Readers want to see characters change and grow as they face their challenges. At the beginning of And Heaven Too , a romance set in 17th-century London right before the closing of the English theaters, my heroine takes herself very seriously. Mid-story she is challenged with a situation in which she is the unhappy butt of the joke. In the end, she has to risk assuming a broadly comic persona in order to win the hero.

Plant the personality nuggets in your characters that will serve them well when push comes to shove, as it always does.

See also: Characterization: Five Tips

First Draft Improvement: Tip #4

Speaking of push coming to shove: Check your plot. 

And by the way what is your plot? Can you identify the central conflict? Have you paced it properly?

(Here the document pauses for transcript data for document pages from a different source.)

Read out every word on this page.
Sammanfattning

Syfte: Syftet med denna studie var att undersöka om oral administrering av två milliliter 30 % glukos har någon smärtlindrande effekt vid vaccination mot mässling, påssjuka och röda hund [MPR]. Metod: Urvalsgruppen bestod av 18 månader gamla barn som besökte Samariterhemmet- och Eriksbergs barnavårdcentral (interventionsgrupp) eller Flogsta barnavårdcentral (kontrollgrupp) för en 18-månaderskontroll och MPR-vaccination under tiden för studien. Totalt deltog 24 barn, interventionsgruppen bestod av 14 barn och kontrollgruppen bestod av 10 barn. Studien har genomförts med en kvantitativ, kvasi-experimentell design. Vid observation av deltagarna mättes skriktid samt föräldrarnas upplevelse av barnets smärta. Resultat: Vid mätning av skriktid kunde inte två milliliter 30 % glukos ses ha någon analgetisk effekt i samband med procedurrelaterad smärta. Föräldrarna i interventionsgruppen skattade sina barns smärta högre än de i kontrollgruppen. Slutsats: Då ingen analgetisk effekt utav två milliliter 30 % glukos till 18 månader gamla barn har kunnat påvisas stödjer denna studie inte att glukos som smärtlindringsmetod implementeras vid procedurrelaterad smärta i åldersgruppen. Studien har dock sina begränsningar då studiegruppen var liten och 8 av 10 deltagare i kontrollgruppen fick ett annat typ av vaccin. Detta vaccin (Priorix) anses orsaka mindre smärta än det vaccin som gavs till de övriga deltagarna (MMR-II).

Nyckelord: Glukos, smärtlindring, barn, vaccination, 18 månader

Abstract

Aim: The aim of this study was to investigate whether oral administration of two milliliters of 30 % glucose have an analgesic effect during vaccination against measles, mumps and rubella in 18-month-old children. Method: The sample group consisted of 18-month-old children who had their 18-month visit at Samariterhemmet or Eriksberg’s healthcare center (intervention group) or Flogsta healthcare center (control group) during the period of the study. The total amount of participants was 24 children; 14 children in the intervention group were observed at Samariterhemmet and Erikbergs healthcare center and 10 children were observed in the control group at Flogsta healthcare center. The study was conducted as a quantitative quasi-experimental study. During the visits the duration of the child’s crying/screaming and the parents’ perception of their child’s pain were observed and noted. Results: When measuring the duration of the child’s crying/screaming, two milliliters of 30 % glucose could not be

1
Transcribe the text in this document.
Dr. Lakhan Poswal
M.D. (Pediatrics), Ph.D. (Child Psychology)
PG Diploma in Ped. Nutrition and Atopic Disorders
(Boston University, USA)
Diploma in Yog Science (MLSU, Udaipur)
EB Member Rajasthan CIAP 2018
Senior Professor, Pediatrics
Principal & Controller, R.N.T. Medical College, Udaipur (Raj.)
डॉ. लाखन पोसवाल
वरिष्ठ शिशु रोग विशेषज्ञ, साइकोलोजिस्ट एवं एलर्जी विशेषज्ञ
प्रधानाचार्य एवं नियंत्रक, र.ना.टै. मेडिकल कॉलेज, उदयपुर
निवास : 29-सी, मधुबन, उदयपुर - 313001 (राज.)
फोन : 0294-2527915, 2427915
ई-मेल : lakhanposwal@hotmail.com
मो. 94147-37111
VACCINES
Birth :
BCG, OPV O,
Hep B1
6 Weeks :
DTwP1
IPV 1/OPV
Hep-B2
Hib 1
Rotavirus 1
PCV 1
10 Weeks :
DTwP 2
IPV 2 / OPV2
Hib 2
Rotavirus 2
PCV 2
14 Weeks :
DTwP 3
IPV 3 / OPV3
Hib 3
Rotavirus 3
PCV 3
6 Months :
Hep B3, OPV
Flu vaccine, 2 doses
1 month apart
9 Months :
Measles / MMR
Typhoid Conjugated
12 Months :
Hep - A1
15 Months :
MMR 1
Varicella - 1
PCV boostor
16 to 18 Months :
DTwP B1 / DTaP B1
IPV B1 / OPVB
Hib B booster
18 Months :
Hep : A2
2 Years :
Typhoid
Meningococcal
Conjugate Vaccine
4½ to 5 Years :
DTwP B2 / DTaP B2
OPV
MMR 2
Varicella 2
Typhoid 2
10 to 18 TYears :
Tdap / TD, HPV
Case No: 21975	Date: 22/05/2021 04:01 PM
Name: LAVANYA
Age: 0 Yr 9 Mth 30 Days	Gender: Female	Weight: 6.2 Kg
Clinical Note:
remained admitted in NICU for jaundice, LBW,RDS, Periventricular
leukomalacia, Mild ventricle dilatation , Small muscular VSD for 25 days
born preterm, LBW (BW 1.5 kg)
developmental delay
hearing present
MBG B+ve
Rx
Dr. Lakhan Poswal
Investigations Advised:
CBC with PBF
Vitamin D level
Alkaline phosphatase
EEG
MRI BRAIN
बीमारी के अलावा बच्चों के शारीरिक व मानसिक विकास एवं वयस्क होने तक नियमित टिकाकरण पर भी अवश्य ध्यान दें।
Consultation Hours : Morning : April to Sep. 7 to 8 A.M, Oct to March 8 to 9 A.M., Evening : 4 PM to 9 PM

I work on my plots a lot. Here is the page where I kept track of what was happening in Chapters 1 – 29 of Buy Me Love, a British police procedural crossed with a werewolf story:

first draft

M = Moses; Z = Zelda; S = Susie; P = Paula; V = Viorica; B = Biggins; G = Gerta.

The letters under the chapters signify which character has the point of view, and in this story 7 characters have a unique POV. Moses and Zelda are the main characters, and you see that they mostly alternate. You also see that I have scratched out certain letters and replaced them with a different POV. I did that right up front in Chapter 1. I originally began it from Moses’s POV, found it wasn’t working, so made the change to Susie. Later I changed Chapter 6 from M to Z, and so forth.

It is further apparent that I am also left-brain-y (anal?) about the pace and have marked off the 1/4 and 2/4 spots and then where I hit 40,000 words in the middle of what is an 80K word story. I want a continuous unfolding of new information about the plot and the characters. Chapters 24 – 28, which starts with a visit to Madame Tussauds, are the dénoument that ends when the killer confesses. The final chapter resolves the werewolf narrative thread.

In the embryo muscle and bone develop from the same cells and eventually separate. In a story characters and plot have a similar muscle-and-bone relationship. (Not sure which is which, however: muscle = characters and bone = plot? Probably.) Your characters determine the plot, the plot develops the characters. You can’t develop one without developing the other.

First Draft Improvement: Tip #5

Enlist the help of a trusted reader.

Another set of eyes is invaluable. No matter how experienced you are as a writer, you will always need feedback from a trusted reader who is, ideally, your excellent professional editor.